Stephen Curry, grand  favori pour le trophée du MVP est sur le bon chemin de réaliser un back to back.
Stephen Curry, grand favori pour le trophée du MVP est sur le bon chemin de réaliser un back to back.

Stephen Curry est revenu sur son All-Star weekend pour SLAM et a également parlé des faiblesses de son jeu et de ses vieux 1 contre 1 avec Vince Carter après l’entraînement des Raptors (et donc de son père) lorsqu’il avait une dizaine d’années.

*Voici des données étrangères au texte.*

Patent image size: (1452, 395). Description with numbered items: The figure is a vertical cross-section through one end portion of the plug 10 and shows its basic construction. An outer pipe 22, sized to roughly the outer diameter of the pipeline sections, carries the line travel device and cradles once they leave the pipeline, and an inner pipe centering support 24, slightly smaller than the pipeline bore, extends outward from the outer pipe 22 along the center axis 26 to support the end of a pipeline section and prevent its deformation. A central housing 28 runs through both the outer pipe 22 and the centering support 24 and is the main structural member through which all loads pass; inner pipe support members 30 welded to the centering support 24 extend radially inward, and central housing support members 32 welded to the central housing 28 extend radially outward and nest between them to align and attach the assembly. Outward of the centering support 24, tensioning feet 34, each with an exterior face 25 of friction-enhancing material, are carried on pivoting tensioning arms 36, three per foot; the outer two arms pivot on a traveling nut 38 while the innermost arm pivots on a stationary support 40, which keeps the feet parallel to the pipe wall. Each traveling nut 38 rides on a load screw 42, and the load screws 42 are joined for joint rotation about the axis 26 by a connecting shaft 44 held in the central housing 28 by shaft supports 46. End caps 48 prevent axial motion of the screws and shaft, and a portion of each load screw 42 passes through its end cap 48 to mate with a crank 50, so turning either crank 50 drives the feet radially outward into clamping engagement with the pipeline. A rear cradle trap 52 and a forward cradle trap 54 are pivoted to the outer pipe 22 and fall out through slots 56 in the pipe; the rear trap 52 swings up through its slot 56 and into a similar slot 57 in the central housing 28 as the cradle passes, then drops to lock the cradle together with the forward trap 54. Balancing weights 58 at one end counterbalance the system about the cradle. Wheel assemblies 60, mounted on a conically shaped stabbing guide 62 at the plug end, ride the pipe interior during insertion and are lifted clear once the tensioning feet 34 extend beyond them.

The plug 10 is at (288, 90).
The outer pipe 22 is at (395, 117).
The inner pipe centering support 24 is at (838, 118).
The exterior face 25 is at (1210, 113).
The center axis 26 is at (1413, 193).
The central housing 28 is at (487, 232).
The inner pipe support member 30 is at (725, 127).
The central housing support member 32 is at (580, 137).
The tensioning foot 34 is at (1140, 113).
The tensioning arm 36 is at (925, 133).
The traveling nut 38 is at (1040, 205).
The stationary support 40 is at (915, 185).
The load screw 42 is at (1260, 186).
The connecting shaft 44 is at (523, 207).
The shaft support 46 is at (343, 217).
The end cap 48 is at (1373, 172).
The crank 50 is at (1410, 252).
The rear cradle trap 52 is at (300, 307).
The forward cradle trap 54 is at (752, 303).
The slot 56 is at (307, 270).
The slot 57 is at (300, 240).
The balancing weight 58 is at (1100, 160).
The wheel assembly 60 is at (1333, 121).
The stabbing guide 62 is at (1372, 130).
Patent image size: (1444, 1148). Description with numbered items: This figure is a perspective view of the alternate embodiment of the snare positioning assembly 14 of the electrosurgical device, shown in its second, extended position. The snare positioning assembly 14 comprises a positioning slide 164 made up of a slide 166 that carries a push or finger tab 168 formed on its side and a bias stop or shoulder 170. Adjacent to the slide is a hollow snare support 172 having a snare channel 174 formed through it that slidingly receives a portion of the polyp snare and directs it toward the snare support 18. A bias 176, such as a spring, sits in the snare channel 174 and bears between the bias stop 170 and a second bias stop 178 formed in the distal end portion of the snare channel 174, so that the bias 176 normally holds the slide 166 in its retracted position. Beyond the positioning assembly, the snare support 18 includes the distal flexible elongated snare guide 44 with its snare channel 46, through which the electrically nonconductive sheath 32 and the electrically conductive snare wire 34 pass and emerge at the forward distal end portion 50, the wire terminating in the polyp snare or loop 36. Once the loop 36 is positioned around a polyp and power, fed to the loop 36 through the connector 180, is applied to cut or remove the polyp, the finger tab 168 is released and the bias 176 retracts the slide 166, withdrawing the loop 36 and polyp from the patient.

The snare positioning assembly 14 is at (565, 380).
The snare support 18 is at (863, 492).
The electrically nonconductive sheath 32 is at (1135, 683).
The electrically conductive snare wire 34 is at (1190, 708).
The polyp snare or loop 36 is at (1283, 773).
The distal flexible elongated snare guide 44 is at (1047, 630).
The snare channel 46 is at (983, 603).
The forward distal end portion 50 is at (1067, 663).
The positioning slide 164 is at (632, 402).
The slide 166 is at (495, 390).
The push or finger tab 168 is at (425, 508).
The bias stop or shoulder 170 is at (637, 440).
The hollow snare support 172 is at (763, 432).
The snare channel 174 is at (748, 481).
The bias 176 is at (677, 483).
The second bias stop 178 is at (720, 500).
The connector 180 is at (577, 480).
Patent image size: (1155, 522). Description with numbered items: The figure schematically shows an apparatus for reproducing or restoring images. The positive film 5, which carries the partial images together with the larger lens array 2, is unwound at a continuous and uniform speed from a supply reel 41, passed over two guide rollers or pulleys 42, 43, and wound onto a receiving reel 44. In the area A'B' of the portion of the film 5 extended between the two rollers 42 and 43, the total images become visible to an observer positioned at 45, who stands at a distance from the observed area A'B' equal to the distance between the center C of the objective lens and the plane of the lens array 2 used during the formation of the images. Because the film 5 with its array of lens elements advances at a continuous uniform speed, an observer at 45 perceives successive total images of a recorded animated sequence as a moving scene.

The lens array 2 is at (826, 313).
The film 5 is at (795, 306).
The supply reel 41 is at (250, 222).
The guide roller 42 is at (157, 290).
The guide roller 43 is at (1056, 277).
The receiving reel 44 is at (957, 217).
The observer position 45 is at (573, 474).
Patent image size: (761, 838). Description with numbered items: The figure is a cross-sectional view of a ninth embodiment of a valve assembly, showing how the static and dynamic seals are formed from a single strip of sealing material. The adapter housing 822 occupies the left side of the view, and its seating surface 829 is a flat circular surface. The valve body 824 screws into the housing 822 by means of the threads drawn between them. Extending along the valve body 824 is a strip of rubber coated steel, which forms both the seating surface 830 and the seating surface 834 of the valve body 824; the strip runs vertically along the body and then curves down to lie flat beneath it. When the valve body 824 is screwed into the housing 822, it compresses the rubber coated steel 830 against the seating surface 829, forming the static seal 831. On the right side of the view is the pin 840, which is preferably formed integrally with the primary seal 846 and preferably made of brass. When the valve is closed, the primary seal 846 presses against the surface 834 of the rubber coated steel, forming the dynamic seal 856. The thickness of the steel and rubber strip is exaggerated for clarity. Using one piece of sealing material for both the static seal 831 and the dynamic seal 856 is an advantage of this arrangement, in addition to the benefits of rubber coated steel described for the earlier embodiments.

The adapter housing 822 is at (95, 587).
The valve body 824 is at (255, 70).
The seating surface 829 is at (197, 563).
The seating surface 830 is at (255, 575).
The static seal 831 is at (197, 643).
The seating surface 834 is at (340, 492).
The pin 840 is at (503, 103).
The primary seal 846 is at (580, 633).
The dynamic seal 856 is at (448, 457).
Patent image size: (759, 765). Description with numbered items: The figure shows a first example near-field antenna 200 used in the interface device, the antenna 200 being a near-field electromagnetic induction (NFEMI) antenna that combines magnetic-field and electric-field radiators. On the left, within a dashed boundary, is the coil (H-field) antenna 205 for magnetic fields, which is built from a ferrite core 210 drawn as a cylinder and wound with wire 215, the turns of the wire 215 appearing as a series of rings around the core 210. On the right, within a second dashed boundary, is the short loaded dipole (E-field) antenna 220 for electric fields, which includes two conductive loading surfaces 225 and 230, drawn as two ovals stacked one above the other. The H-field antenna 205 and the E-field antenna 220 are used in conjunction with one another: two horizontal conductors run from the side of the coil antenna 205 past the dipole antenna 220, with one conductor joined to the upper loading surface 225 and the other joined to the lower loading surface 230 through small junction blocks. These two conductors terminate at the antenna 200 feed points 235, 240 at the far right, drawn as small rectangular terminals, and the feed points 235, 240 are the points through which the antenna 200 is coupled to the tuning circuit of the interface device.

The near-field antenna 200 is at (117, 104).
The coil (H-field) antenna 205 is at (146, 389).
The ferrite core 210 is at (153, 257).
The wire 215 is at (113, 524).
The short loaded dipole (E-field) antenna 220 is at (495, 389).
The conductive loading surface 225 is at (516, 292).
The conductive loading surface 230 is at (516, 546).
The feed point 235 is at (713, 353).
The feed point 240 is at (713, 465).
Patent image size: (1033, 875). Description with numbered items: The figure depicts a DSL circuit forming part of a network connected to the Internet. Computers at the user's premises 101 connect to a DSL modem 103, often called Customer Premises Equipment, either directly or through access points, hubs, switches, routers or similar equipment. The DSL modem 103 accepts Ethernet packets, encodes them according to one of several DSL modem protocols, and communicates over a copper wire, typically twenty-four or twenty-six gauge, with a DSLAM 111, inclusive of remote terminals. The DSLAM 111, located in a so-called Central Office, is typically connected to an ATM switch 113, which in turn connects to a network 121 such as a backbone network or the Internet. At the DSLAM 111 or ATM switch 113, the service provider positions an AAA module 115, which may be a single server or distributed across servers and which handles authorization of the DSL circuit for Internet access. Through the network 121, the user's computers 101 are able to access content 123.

"Je pense que j’ai dormi 10 heures en tout sur 3 jours là-bas. Mais il n’y a pas à se plaindre quand on est All-Star vu toutes les opportunités et les événements auxquels vous pouvez aller, surtout par rapport à mes sponsors qui me soutiennent toute l’année. C’est tellement fun. Toronto était vraiment un endroit cool pour un All-Star weekend. Les gens ici aiment le jeu, cela grandit au Canada, on peut le sentir."


Et avant de devenir une des stars du weekend, Curry était « le fils de » qui pouvait profiter de 1 contre 1 contre Vince Carter.

"J’étais le fils de son coéquipier, mais il me traitait comme n’importe quel autre gamin qui serait venu à la salle. J’essayais de lui montrer mon crossover, j’avais 11 ans. Il m’a appris plein de choses. Je ne savais pas à ce moment là que je deviendrai joueur NBA, un All-Star et ce genre de choses. Mais je me souviens de la manière dont il m’a traité, et combien c’était amusant de jouer en 1 contre 1 pendant 5, 10 minutes après leur entraînement. Cela montrait l’humanité d’un joueur NBA et l’influence qu’ils peuvent avoir."


Favori pour conserver son titre de MVP, Stephen Curry a prouvé qu’il pouvait revenir encore plus fort après son énorme saison 2014-15. Mais a-t-il des faiblesses bon sang ?

"Oh oui ! Il y a 3 ans, j’étais incapable de driver à droite ou de faire quoi que ce soit avec ma main droite. Ma main gauche dominait. Donc, pendant 2 étés, je n’ai travaillé quasiment que sur ça. En 1 contre 1, 99% du temps je partais à gauche. Maintenant je me suis ouvert d’autres options. L’été dernier, j’ai travaillé sur la création d’espace. Être efficace sur mon dribble avec peu d’espace, et créer assez de séparation pour shooter. L’année prochaine, je vais peut-être ajouter des moves au poste, mais je dois prendre du poids."